OpenAI Chief Executive Officer Sam Altman has robustly rejected widespread concerns about the water consumption of artificial intelligence systems, labelling such claims as "completely untrue" and having "no connection to reality". The comments were made during a public interview at a major AI summit in India, hosted by The Indian Express.
Addressing environmental criticisms frequently levelled at the AI industry, Altman stated that fears over AI's water usage are "totally fake," acknowledging it was a genuine issue only in the era of evaporative cooling in data centres. "Now that we don’t do that, you see these things on the internet where, ‘Don’t use ChatGPT, it’s 17 gallons of water for each query’ or whatever," he said. "This is completely untrue, totally insane."
Shifting the Debate to Total Energy Consumption
While dismissing water usage concerns, Altman conceded it is "fair" to examine the sector's overall energy consumption. "Not per query, but in total, because the world is now using so much AI," he explained. His proposed solution is a rapid global transition towards nuclear, wind, and solar energy to power this growing demand.
The tech industry faces no legal mandate to disclose its energy and water usage, leading scientists to conduct independent studies. Data centres have already been linked to rising electricity prices in some regions. When questioned on a specific claim that a single ChatGPT query uses energy equivalent to 1.5 iPhone battery charges, Altman was unequivocal: "There’s no way it’s anything close to that much."

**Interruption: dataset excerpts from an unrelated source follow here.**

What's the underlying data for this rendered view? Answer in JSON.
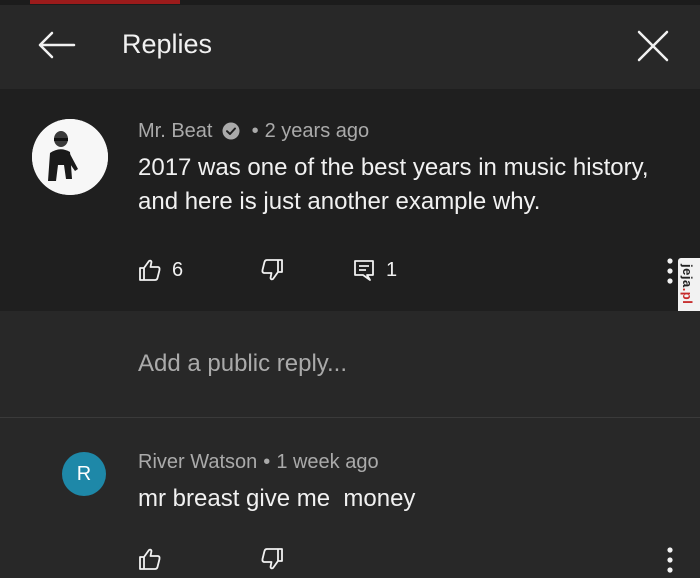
{
  "header": {
    "title": "Replies"
  },
  "main_comment": {
    "author": "Mr. Beat",
    "separator": "•",
    "time": "2 years ago",
    "text": "2017 was one of the best years in music history, and here is just another example why.",
    "likes": "6",
    "replies": "1"
  },
  "reply_input": {
    "placeholder": "Add a public reply..."
  },
  "reply": {
    "avatar_letter": "R",
    "author": "River Watson",
    "separator": "•",
    "time": "1 week ago",
    "text": "mr breast give me  money"
  },
  "watermark": {
    "text": "jeja",
    "suffix": ".pl"
  },
  "colors": {
    "background": "#282828",
    "comment_bg": "#1f1f1f",
    "reply_avatar": "#1e88a8"
  },
  "icons": [
    "back-arrow-icon",
    "close-icon",
    "verified-icon",
    "thumbs-up-icon",
    "thumbs-down-icon",
    "reply-icon",
    "more-vert-icon"
  ]
}
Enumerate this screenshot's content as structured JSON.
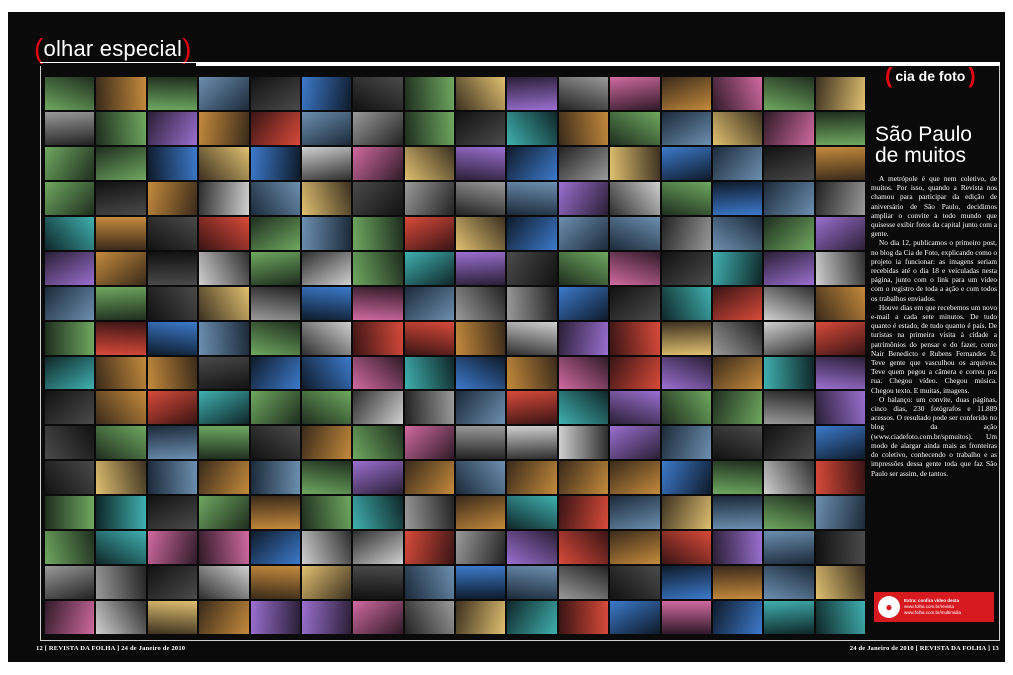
{
  "header": {
    "section": "olhar especial"
  },
  "badge": {
    "label": "cia de foto"
  },
  "article": {
    "title_line1": "São Paulo",
    "title_line2": "de muitos",
    "paragraphs": [
      "A metrópole é que nem coletivo, de muitos. Por isso, quando a Revista nos chamou para participar da edição de aniversário de São Paulo, decidimos ampliar o convite a todo mundo que quisesse exibir fotos da capital junto com a gente.",
      "No dia 12, publicamos o primeiro post, no blog da Cia de Foto, explicando como o projeto ia funcionar: as imagens seriam recebidas até o dia 18 e veiculadas nesta página, junto com o link para um vídeo com o registro de toda a ação e com todos os trabalhos enviados.",
      "Houve dias em que recebemos um novo e-mail a cada sete minutos. De tudo quanto é estado, de tudo quanto é país. De turistas na primeira visita à cidade a patrimônios do pensar e do fazer, como Nair Benedicto e Rubens Fernandes Jr. Teve gente que vasculhou os arquivos. Teve quem pegou a câmera e correu pra rua. Chegou vídeo. Chegou música. Chegou texto. E muitas, imagens.",
      "O balanço: um convite, duas páginas, cinco dias, 230 fotógrafos e 11.889 acessos. O resultado pode ser conferido no blog da ação (www.ciadefoto.com.br/spmuitos). Um modo de alargar ainda mais as fronteiras do coletivo, conhecendo o trabalho e as impressões dessa gente toda que faz São Paulo ser assim, de tantos."
    ]
  },
  "promo": {
    "line1": "Extra: confira vídeo desta",
    "line2": "www.folha.com.br/revista",
    "line3": "www.folha.com.br/multimidia"
  },
  "folio": {
    "left": "12 [ REVISTA DA FOLHA ] 24 de Janeiro de 2010",
    "right": "24 de Janeiro de 2010 [ REVISTA DA FOLHA ] 13"
  },
  "colors": {
    "accent": "#e30613",
    "background": "#0a0a0a",
    "promo": "#d71920"
  }
}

A Novel Comparison: AI vs. Human Training
Altman presented a controversial counter-argument to critiques focusing on the energy cost of training large AI models. He contended that such comparisons are "unfair" if they do not account for the immense resources required to educate a human.
"It takes like 20 years of life and all of the food you eat during that time before you get smart," Altman stated. "And not only that, it took the very widespread evolution of the 100 billion people that have ever lived and learned not to get eaten by predators and learned how to figure out science and whatever, to produce you."
He argued the equitable metric is the energy required for a trained AI model to answer a single query versus the energy a human would use for the same task. "And probably, AI has already caught up on an energy efficiency basis, measured that way," he concluded.
Context and Industry Scrutiny
The interview, available online with the relevant segment beginning at 26:35, occurs amid intensifying scrutiny of the environmental footprint of major technology firms. The discussion highlights a central tension between rapid AI advancement and sustainable development, a debate with significant implications for global climate policy and corporate responsibility.
As AI integration accelerates worldwide, the demand for transparency regarding its resource use and the search for clean energy solutions are likely to become increasingly prominent in both public discourse and regulatory frameworks.